Stephen Ramon Gomez, 20, brothers Aaron Rico III, 20, and Aaron Rico V, 17, Robin Elizabeth Shawver, 20, Thomas James Smith, 24, and Victor Fransisco Harvey, 19, are charged in the “hot prowl” series that happened in January and February.
All defendants were ordered held on $1.5 million bail.
All six are charged in a Jan. 23 robbery in Mira Mesa in which the perpetrators used a garage door opener to get into the residence and steal $600 worth of valuables, said Deputy District Attorney Jalyn Wang.

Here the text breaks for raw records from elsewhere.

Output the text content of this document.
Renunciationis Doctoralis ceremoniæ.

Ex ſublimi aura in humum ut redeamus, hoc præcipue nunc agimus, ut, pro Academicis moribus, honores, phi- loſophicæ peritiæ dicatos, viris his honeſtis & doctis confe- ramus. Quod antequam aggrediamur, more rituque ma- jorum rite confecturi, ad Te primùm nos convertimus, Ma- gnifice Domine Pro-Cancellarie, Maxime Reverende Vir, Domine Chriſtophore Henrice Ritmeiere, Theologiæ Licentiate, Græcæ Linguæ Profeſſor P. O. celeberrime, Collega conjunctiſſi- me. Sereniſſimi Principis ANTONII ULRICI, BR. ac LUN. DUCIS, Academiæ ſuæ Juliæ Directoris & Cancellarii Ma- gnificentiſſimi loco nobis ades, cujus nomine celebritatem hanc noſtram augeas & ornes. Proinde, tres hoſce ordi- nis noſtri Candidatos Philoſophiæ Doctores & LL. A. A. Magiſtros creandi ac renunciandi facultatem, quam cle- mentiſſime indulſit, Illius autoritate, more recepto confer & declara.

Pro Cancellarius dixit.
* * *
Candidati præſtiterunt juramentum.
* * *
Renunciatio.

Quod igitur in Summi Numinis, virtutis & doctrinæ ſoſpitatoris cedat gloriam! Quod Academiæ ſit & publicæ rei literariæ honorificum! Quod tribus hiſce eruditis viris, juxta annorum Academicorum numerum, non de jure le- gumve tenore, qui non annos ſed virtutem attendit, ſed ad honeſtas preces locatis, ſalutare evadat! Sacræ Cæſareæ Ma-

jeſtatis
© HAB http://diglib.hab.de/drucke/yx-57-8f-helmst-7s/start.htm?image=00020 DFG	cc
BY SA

All defendants are also charged with a break-in that same night, about a half-mile away, in which they allegedly used another garage door opener to gain access to a home and steal $9,000 worth of property. Stolen items from the earlier robbery in Mira Mesa were found at the second break-in, Wang said.
Gomez, Rico III, Rico V, and Shawver are charged in a Jan. 26 robbery in Carmel Mountain Ranch in which a resident left his home about 1:10 a.m. and returned 10 minutes later to find the robbers in his residence.

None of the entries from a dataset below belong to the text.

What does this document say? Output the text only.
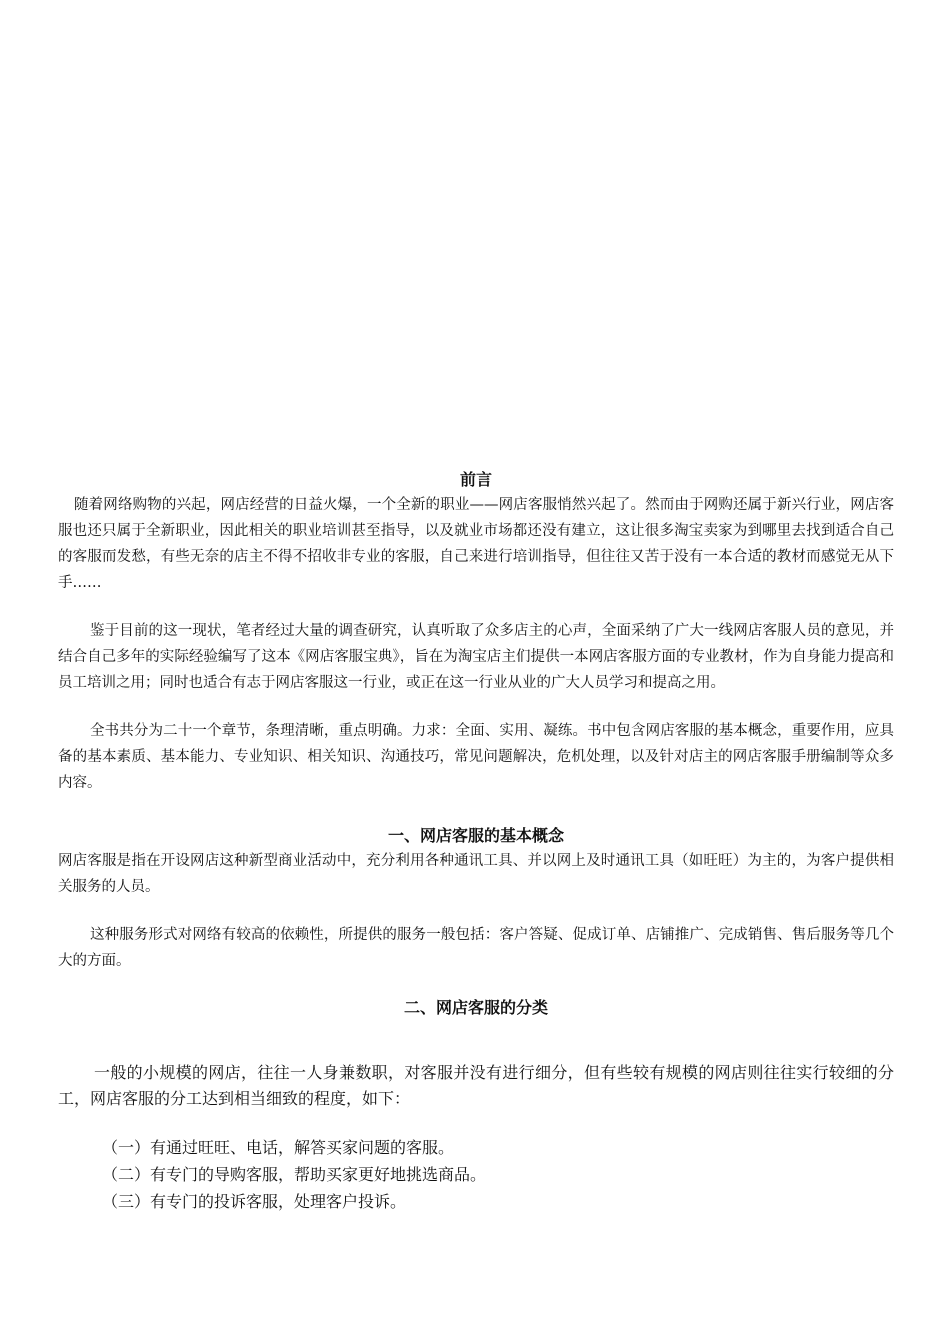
前言

随着网络购物的兴起，网店经营的日益火爆，一个全新的职业——网店客服悄然兴起了。然而由于网购还属于新兴行业，网店客服也还只属于全新职业，因此相关的职业培训甚至指导，以及就业市场都还没有建立，这让很多淘宝卖家为到哪里去找到适合自己的客服而发愁，有些无奈的店主不得不招收非专业的客服，自己来进行培训指导，但往往又苦于没有一本合适的教材而感觉无从下手……

鉴于目前的这一现状，笔者经过大量的调查研究，认真听取了众多店主的心声，全面采纳了广大一线网店客服人员的意见，并结合自己多年的实际经验编写了这本《网店客服宝典》，旨在为淘宝店主们提供一本网店客服方面的专业教材，作为自身能力提高和员工培训之用；同时也适合有志于网店客服这一行业，或正在这一行业从业的广大人员学习和提高之用。

全书共分为二十一个章节，条理清晰，重点明确。力求：全面、实用、凝练。书中包含网店客服的基本概念，重要作用，应具备的基本素质、基本能力、专业知识、相关知识、沟通技巧，常见问题解决，危机处理，以及针对店主的网店客服手册编制等众多内容。

一、网店客服的基本概念

网店客服是指在开设网店这种新型商业活动中，充分利用各种通讯工具、并以网上及时通讯工具（如旺旺）为主的，为客户提供相关服务的人员。

这种服务形式对网络有较高的依赖性，所提供的服务一般包括：客户答疑、促成订单、店铺推广、完成销售、售后服务等几个大的方面。

二、网店客服的分类

一般的小规模的网店，往往一人身兼数职，对客服并没有进行细分，但有些较有规模的网店则往往实行较细的分工，网店客服的分工达到相当细致的程度，如下：

（一）有通过旺旺、电话，解答买家问题的客服。
（二）有专门的导购客服，帮助买家更好地挑选商品。
（三）有专门的投诉客服，处理客户投诉。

Gomez, Rico III and Harvey were charged with breaking into a Scripps Ranch home on Jan. 29, robbing a couple at gunpoint, tying them up and threatening to make them go to the bank and withdraw money. Wang said $50,000 worth of property was stolen in that robbery.
Smith and the Rico brothers were charged in February with conspiracy to commit burglary, robbery, burglary and sexual assault in connection with a Jan. 31 home-invasion robbery in Sorrento Valley.

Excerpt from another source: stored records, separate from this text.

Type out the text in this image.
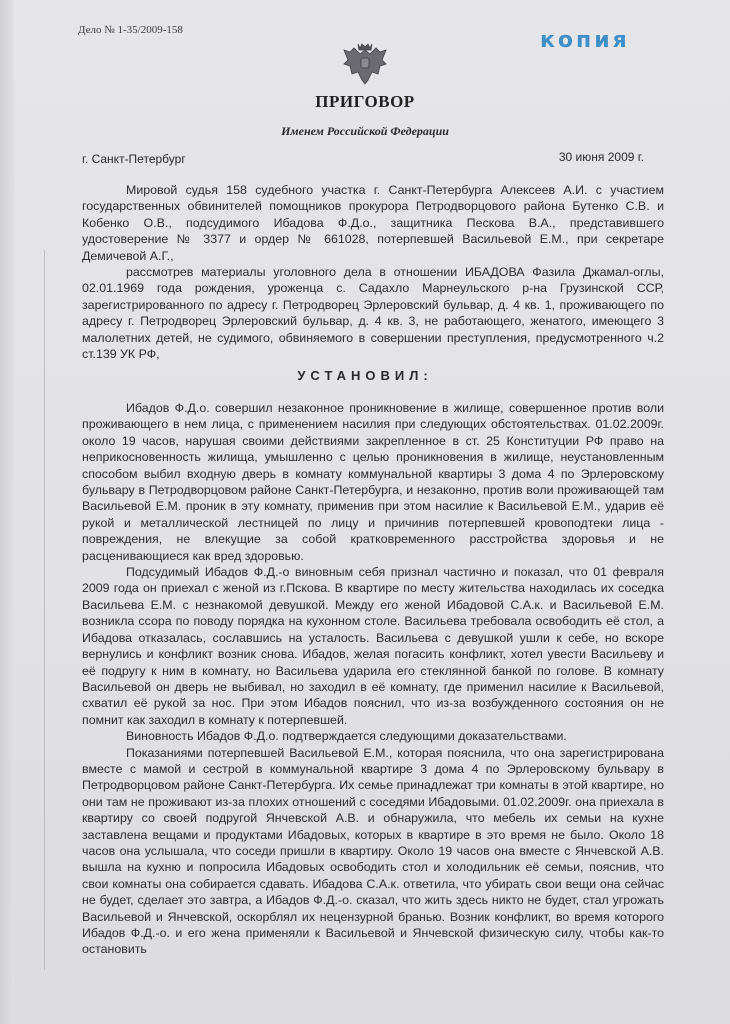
Дело № 1-35/2009-158	копия
ПРИГОВОР
Именем Российской Федерации
г. Санкт-Петербург	30 июня 2009 г.

Мировой судья 158 судебного участка г. Санкт-Петербурга Алексеев А.И. с участием государственных обвинителей помощников прокурора Петродворцового района Бутенко С.В. и Кобенко О.В., подсудимого Ибадова Ф.Д.о., защитника Пескова В.А., представившего удостоверение № 3377 и ордер № 661028, потерпевшей Васильевой Е.М., при секретаре Демичевой А.Г.,

рассмотрев материалы уголовного дела в отношении ИБАДОВА Фазила Джамал-оглы, 02.01.1969 года рождения, уроженца с. Садахло Марнеульского р-на Грузинской ССР, зарегистрированного по адресу г. Петродворец Эрлеровский бульвар, д. 4 кв. 1, проживающего по адресу г. Петродворец Эрлеровский бульвар, д. 4 кв. 3, не работающего, женатого, имеющего 3 малолетних детей, не судимого, обвиняемого в совершении преступления, предусмотренного ч.2 ст.139 УК РФ,

УСТАНОВИЛ:

Ибадов Ф.Д.о. совершил незаконное проникновение в жилище, совершенное против воли проживающего в нем лица, с применением насилия при следующих обстоятельствах. 01.02.2009г. около 19 часов, нарушая своими действиями закрепленное в ст. 25 Конституции РФ право на неприкосновенность жилища, умышленно с целью проникновения в жилище, неустановленным способом выбил входную дверь в комнату коммунальной квартиры 3 дома 4 по Эрлеровскому бульвару в Петродворцовом районе Санкт-Петербурга, и незаконно, против воли проживающей там Васильевой Е.М. проник в эту комнату, применив при этом насилие к Васильевой Е.М., ударив её рукой и металлической лестницей по лицу и причинив потерпевшей кровоподтеки лица - повреждения, не влекущие за собой кратковременного расстройства здоровья и не расценивающиеся как вред здоровью.

Подсудимый Ибадов Ф.Д.-о виновным себя признал частично и показал, что 01 февраля 2009 года он приехал с женой из г.Пскова. В квартире по месту жительства находилась их соседка Васильева Е.М. с незнакомой девушкой. Между его женой Ибадовой С.А.к. и Васильевой Е.М. возникла ссора по поводу порядка на кухонном столе. Васильева требовала освободить её стол, а Ибадова отказалась, сославшись на усталость. Васильева с девушкой ушли к себе, но вскоре вернулись и конфликт возник снова. Ибадов, желая погасить конфликт, хотел увести Васильеву и её подругу к ним в комнату, но Васильева ударила его стеклянной банкой по голове. В комнату Васильевой он дверь не выбивал, но заходил в её комнату, где применил насилие к Васильевой, схватил её рукой за нос. При этом Ибадов пояснил, что из-за возбужденного состояния он не помнит как заходил в комнату к потерпевшей.

Виновность Ибадов Ф.Д.о. подтверждается следующими доказательствами.

Показаниями потерпевшей Васильевой Е.М., которая пояснила, что она зарегистрирована вместе с мамой и сестрой в коммунальной квартире 3 дома 4 по Эрлеровскому бульвару в Петродворцовом районе Санкт-Петербурга. Их семье принадлежат три комнаты в этой квартире, но они там не проживают из-за плохих отношений с соседями Ибадовыми. 01.02.2009г. она приехала в квартиру со своей подругой Янчевской А.В. и обнаружила, что мебель их семьи на кухне заставлена вещами и продуктами Ибадовых, которых в квартире в это время не было. Около 18 часов она услышала, что соседи пришли в квартиру. Около 19 часов она вместе с Янчевской А.В. вышла на кухню и попросила Ибадовых освободить стол и холодильник её семьи, пояснив, что свои комнаты она собирается сдавать. Ибадова С.А.к. ответила, что убирать свои вещи она сейчас не будет, сделает это завтра, а Ибадов Ф.Д.-о. сказал, что жить здесь никто не будет, стал угрожать Васильевой и Янчевской, оскорблял их нецензурной бранью. Возник конфликт, во время которого Ибадов Ф.Д.-о. и его жена применяли к Васильевой и Янчевской физическую силу, чтобы как-то остановить
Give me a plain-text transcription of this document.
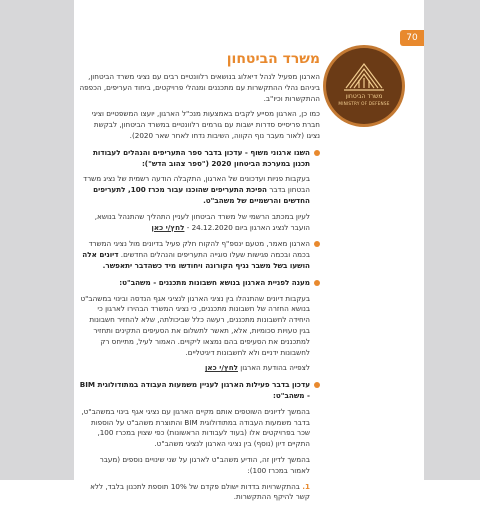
70
משרד הביטחון
MINISTRY OF DEFENSE
משרד הביטחון

הארגון מפעיל לנהל דיאלוג בנושאים רלוונטיים רבים עם נציגי משרד הביטחון, ביניהם נהלי ההתקשרות עם מתכננים ומנהלי פרויקטים, ביחוד העריפים, הכפפה ההתקשרות וכיו"ב.

כמו כן, הארגון מסייע לקבים באמצעות מנכ"ל הארגון, יועצו המשפטיים וציגי חברת פריסייס סדרות ישבות עם גורמים רלוונטיים במשרד הביטחון, לבקשת נציגו (לאור מעבר נוף הקווה, השיבות נדחו לאחר שאר 2020).

השגו ארגוני משוף - עדכון בדבר ספר התעריפים והנהלים לעבודות תכנון במערכת הביטחון 2020 ("ספר צהוב הדש"):

בעקבות פניות ועדכונים של הארגון, התקבלה הודעה רשמית של נציג משרד הבטחון בדבר הפיכת התעריפים שהוכנו עבור מכרז 100, לתעריפים החדשים והרשמיים של משהב"ט.

לעיון במכתב הרשמי של משרד הביטחון לעניין התהליך שהתנהל בנושא, הועבר לנציג הארגון ביום 24.12.2020 - לחץ/י כאן

הארגון מאמר, מטעם ינספ"ף להקוח חלק פעיל בדיונים מול נציגי המשרד בכמה ובכמה פגישות שעלו סוגייה התעריפים והנהלים החדשים. דיונים אלה הושעו בשל משבר נגיף הקורונה ויחודשו מיד כשהדבר יתאפשר.

מענה לפניית הארגון בנושא חשבונות מתכננים - משהב"ט:

בעקבות דיונים שהתנהלו בין נציגי הארגון לנציגי אגף הנדסה ובינוי במשהב"ט בנושא החזרה של חשבונות מתכננים, כי נציגי המשרד הבהירו לארגון כי היחידה לחשבונות מתכננים, רעשה כלל שביכולתה, שלא להחזיר חשבונות בגין טעויות סכומיות, אלא, תאשר לתשלום את הסעיפים התקינים ותחזיר למתכננים את הסעיפים בהם נמצאו ליקויים. האמור לעיל, מתייחס רק לחשבונות ידניים ולא לחשבונות דיגיטליים.

לצפייה בהודעת הארגון לחץ/י כאן

עדכון בדבר פעילות הארגון לעניין משמעות העבודה במתודולוגית BIM - משהב"ט:

בהמשך לדיונים השוטפים אותם מקיים הארגון עם נציגי אגף בינוי במשהב"ט, בדבר משמעות העבודה במתודולוגית BIM והתוצרת משהב"ט על הוספות שכר בפרויקטים אלו (בעוד לעבודות הראשונות) כפי שצוין במכרז 100, התקיים דיון (נוסף) בין נציגי הארגון לנציגי משהב"ט.

בהמשך לדיון זה, הודיע משהב"ט לארגון על שני שינויים נוספים (מעבר לאמור במכרז 100):

1. בהתקשרויות בדדות ישולם פקדם של 10% תוספת לתכנון בלבד, ללא קשר להיקף ההתקשרות.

Gomez was also charged with the sexual assault robbery and Shawver was charged with conspiracy, robbery and burglary counts in connection with that break-in.
Smith, Rico, Rico and Harvey are accused of breaking into a pair of residences in Carmel Mountain Ranch and Sabre Springs in the early morning hours of Feb. 11.
Wang alleged that the defendants broke into a home through an unlocked door about 2:50 a.m., pointed a gun at the victims — who included 13- and 11- year-olds — punched the father of the family in the head and got away.
Two hours later, the defendants allegedly broke into another home about three miles away, again pointed a gun at the victims, tied them up, kicked one person and ransacked the residence before getting away with $2,000 worth of electronics, Wang said.
In the Jan. 31 crime, Wang said the victim and her three children — ranging in age from 4 to 8 — were asleep when the defendants allegedly came into the home through an unlocked door about 2 a.m., barged into the mother’s room, demanded money and asked where the safe was located.
The defendants took jewelry off the woman’s body, pointed a gun at her and threatened to shoot her, then sexually assaulted her, covered her face with a pillow case, tied her up and fled with $10,000 worth of jewelry and other property, the prosecutor alleged.
While conducting searches as part of the investigation, detectives impounded two replica guns believed to have been used during the robberies, police said.
Smith, Gomez and the Rico brothers face life in prison if convicted.
A status conference is set for Sept. 12 and a preliminary hearing for Oct. 3.